The Optimization Game

I guess I'll play this game for a bit… my response to Josephs' response

(Overcoming Swift Resistance Explored) to my blog article about debug build performance, especially regarding the performance of arrays.

First I want to acknowledge that Swift Debug builds are hideously slow.

We should be able to stop right there. We both agree that non-optimized builds are hideously slow. But…

I still don't think it is an absolute block on any real development because

there are fairly simple workarounds.

Maybe, just maybe, we have different "real" development that we're doing. Could there possibly be a significant difference between the types of apps we are attempting to build?

The answer is obviously: yes.

I'm trying to prototype a game layer that must run at the minimum of 30Hz. Most apps are not real-time systems; every millisecond counts in a game. With a handful of milliseconds you could have better particle effects, better game AI, or more realistic physics. You only get 0.033s (33ms) in each frame

(@30Hz) to do your work. The more frames you have to use to compute things, the worse overall experience your players are going to have.

The other problem with this statement (and the solution presented) is that it assumes that we can optimize the slow parts of the game by putting the code into a framework.

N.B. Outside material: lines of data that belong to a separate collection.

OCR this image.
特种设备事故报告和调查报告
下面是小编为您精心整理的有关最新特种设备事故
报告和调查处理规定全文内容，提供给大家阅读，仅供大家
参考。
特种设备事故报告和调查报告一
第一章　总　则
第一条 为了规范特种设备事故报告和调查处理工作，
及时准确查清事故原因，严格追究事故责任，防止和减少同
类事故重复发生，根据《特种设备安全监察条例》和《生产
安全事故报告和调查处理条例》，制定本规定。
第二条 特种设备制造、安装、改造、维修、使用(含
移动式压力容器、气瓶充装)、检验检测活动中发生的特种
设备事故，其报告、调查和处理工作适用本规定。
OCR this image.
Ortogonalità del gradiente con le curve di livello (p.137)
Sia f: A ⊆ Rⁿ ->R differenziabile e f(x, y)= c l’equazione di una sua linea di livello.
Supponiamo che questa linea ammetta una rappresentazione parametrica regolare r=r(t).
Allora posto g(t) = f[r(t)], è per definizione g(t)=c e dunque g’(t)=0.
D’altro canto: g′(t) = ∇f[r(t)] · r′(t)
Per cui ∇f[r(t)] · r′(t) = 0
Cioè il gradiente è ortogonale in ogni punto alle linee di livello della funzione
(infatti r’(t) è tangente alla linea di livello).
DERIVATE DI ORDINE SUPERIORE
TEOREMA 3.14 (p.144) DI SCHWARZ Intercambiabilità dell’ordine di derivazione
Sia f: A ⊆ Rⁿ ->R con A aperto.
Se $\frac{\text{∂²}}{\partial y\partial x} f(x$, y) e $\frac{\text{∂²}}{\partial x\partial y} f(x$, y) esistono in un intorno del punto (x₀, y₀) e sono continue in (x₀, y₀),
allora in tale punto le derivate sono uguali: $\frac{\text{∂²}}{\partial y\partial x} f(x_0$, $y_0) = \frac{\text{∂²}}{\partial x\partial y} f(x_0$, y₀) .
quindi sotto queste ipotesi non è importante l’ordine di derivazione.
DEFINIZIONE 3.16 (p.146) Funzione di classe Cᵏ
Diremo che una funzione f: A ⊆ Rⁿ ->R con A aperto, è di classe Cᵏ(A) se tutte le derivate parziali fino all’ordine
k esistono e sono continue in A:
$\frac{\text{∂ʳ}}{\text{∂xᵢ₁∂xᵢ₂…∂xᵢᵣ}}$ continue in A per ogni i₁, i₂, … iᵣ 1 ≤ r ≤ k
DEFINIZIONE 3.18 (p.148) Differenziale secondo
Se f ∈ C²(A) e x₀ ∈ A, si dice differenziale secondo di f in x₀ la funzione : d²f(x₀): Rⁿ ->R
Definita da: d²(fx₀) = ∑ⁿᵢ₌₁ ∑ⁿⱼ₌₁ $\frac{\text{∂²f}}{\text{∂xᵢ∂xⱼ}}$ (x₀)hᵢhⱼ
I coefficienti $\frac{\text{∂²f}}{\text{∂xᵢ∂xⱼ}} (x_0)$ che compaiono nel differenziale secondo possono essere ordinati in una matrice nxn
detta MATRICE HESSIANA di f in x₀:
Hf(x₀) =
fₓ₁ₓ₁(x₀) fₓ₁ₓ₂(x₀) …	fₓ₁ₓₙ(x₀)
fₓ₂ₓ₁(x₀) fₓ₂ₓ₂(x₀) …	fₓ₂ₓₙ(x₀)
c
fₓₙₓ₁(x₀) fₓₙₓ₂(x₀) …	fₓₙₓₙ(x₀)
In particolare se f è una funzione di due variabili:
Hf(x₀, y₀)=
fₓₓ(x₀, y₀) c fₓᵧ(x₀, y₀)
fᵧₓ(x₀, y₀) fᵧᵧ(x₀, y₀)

Ok… besides the annoying mess that is to pull stuff in and out of there, and completely ignoring that this is a trivial example of one algorithm that would need to be moved, it completely misses the fact that it's that very slow part that I need to debug because something strange is going on. If my debug build is now running at 2 or 3 Hz, it becomes extremely difficult

(impossible really) to actually play to game to get the error that is to be debugged.

So while it is most definitely not that huge of a deal for most app developers, it most certainly is to any one processing a large amount of data or building a real-time system. It creates a tremendous developer workflow problem.

These are the developers I'm talking to. These are the ones the blog post is for. Do not use arrays (as of Xcode 6.1.1) because they will attempt to suck your soul from your very body during development if you process a lot of data from them in tight loops.

If you are not iterating over a lot of data frequently, don't worry too much about it. But if you're building a SpriteKit game… don't use an array to store all of your elements that you'll be iterating over because it's going to suck if you have a bunch of them.

Again, my focus is on developer workflow. That is extremely important to me. Every slow down I hit is an impediment to me and solving my code problems.

Swift is Fast!

We get it, you think Swift is fast enough. Great!

So, I downloaded your code and ran the both the ObjC and Swift versions (CMD+R within Xcode).

-Onone: [Pixel] avg time: 0.0175069s, stddev: 0.000430218s, diff: 82%
-O:     [Pixel] avg time: 0.0177036s, stddev: 0.000400837s, diff: 11%

Ironically, I kept getting the -Onone build to be slightly faster, but there is some variance here, so all good. 82% faster than the ObjC debug version and 11% faster than the ObjC release build. Great! The workarounds suck, but ok.

There's one major oversight in these numbers though: the ObjC version is nowhere near the optimal code. We can help the compiler out in a very trivial way by changing the ObjC1 render function to this:

void RenderGradient(RenderBufferRef buffer, int offsetX, int offsetY)
{
    int width = buffer->width + offsetX;
    int height = buffer->height + offsetY;
    uint32_t *pixel = (uint32_t *)&buffer->pixels[0];

    for (int y = offsetY; y < height; ++y) {
        for (int x = offsetX; x < width; ++x) {
            *pixel = 0xFF << 24 | (x & 0xFF) << 16 | (y & 0xFF) << 8;
            ++pixel;
        }
    }
}

That's just taking 5 minutes to break out the common operations. Maybe more can be done, but I wouldn't want to go further than that without understanding if there was really a need because the code above is still clear and readable.

The timings after:

-Onone: [Pixel] avg time: 0.0178055s, stddev: 0.000500147s, diff: 53%
-O:     [Pixel] avg time: 0.0184924s, stddev: 0.00152481s, diff: -94%

The debug speed is good. You beat me there. Of course, yours is the optimized version. Fortunately, I can do the same hack you did, but much easier since compiler flags per source file is supported for ObjC.

So, pulling RenderGradient out and telling the compiler to always compile with the -Os flag gives us this result instead:

-Onone: [Pixel] avg time: 0.018294s, stddev: 0.00158887s, diff: -90%
-O:     [Pixel] avg time: 0.0180182s, stddev: 0.00145248s, diff: -89%

So no, Swift is not faster than ObjC if you take the time to optimize the code path as you did with the Swift version. In fact, Swift is now twice as slow as the more optimized version of the ObjC code.

Pull request to see what I did is here: https://github.com/josephlord/OvercomingSwiftResistance/pull/1.

  1. I keep calling it ObjC code because it's in a .m file, but this is just C.